Bourse/subvention: Subvention de preuve de concept

Avant l’apparition d’un trouble neurocognitif, le cerveau a du mal à obtenir un apport en énergie et un débit sanguin suffisants. Cela entraîne un déclin cognitif subjectif (DCS), un phénomène annonciateur de troubles neurocognitifs. L’exercice et la prise de suppléments de cétone pourraient aider à corriger ces problèmes. Une bonne condition musculaire peut favoriser le débit sanguin et l’apport énergétique cérébral, tandis que la cétone est une source d’énergie supplémentaire pour le cerveau.

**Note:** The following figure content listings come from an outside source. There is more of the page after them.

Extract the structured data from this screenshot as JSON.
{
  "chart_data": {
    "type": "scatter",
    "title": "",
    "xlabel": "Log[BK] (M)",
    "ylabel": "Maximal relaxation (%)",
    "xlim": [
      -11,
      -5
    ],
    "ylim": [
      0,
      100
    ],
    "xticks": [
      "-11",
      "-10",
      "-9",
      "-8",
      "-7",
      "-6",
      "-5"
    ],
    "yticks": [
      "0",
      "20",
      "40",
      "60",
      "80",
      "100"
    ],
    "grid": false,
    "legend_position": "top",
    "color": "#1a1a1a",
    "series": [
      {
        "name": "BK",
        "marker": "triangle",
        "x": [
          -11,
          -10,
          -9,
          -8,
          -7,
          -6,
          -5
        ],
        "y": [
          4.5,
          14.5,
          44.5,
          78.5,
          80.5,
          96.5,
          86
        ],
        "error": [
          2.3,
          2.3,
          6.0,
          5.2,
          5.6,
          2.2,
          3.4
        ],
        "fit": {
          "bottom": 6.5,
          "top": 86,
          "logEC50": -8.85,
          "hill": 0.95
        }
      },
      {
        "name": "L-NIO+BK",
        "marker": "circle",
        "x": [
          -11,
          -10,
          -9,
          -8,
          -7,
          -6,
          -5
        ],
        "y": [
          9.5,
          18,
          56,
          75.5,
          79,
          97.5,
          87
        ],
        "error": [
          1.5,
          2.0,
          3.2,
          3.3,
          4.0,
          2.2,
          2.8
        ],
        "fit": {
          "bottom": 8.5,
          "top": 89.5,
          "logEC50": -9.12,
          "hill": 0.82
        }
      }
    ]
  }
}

Cette étude évaluera si l’exercice et la consommation quotidienne de boissons cétoniques améliorent la santé cérébrale et musculaire d’adultes de 60 à 80 ans présentant un DCS. Les personnes participantes effectueront des exercices cardiovasculaires et de renforcement trois fois par semaine, et consommeront soit une boisson cétonique, soit un placebo trois fois par jour pendant douze semaines. Nous mesurerons la fonction cérébrale et la circulation sanguine dans le cerveau au moyen de scintigraphies cérébrales. Nous évaluerons également les capacités cognitives et la fonction musculaire, en plus de procéder à des prélèvements musculaires. Nous souhaitons ainsi découvrir comment de nouvelles habitudes de vie peuvent aider à se prémunir contre les troubles neurocognitifs liés au vieillissement.